Saturday, September 18, 2010

A Day in the Park

Needless to say, packing happened. I am in Spain and have been here for a few weeks now. Cats are everywhere, so naturally it is already my favorite place in all the world. Cats are in the parks chasing each other, in the alleyways, staring at you, and always relaxing, napping in the grass. 

Spaniards are kind of like cats.  They are cute always, never  forgetting the perfect accessory along with an ideal set of shoes. They spend time together, walking in the streets holding hands, some hurriedly, some not. They are extremely affectionate towards each other, but, like cats J, are bothered by the loud, rambunctious traveling group of Americans that we are. And lastly, they stare at you and study. They have no problem staring, because you are in their country and not the other way around. The metro is where all of this magic happens.

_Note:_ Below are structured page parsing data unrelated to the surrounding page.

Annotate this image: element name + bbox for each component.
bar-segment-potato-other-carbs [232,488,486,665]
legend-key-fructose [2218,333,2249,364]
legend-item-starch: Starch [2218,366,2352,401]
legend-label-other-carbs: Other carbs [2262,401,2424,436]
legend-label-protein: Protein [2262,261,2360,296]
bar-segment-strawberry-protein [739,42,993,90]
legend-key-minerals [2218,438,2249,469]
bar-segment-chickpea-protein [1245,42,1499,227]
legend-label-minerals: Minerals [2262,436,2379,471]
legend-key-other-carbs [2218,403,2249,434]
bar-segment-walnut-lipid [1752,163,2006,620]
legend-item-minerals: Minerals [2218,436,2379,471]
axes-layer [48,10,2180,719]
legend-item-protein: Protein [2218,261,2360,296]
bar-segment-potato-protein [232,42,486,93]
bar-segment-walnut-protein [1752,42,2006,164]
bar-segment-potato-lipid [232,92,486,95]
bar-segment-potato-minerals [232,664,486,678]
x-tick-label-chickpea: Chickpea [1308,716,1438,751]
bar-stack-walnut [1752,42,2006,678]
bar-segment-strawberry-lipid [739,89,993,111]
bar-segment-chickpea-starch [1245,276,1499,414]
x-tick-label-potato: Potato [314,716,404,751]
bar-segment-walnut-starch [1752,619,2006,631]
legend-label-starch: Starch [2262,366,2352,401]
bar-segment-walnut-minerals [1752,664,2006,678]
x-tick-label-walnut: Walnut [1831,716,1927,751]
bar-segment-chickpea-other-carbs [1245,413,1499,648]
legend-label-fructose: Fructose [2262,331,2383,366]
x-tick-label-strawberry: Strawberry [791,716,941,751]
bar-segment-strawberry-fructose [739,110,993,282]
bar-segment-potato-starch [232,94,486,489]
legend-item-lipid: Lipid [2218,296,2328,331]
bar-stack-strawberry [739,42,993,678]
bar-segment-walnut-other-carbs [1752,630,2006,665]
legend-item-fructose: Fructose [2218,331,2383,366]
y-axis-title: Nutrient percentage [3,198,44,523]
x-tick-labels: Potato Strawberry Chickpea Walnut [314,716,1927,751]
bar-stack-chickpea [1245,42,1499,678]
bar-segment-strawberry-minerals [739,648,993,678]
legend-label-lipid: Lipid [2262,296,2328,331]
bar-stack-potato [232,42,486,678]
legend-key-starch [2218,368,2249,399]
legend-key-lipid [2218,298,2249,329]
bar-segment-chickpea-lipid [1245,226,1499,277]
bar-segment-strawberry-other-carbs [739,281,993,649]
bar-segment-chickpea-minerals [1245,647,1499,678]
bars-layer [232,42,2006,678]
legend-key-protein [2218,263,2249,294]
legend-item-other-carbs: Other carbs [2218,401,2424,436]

 The first time we were on the metro, we got lost. The second time we were on the metro, we got lost again. As one of my professors says (in his jumbled mix of funny Spanglish), “It is confusing in the head because there is lot of different direction, but when you understand, you understand.” Very true. The third time we did not get lost, and discovered that the metro could quite possibility be the best form of high speed transportation on this planet. Depending on where you live, the metro can pretty much take you anywhere in the city in less than 30 minutes. I think the most effective part of the metro is the way people are rushed in and out; there is about 20 seconds in which the doors open and you can either enter or leave, but after those 20 seconds, a bell rings and the doors shut, whether you are in it or not. Also, the metro is underground, which means that whenever, wherever  you are walking in Madrid, thousands of people are traveling right beneath your feet. Take that, 405…

My favorite day so far has been our Sunday in the park. Here’s why:

 Everything about that day was perfect.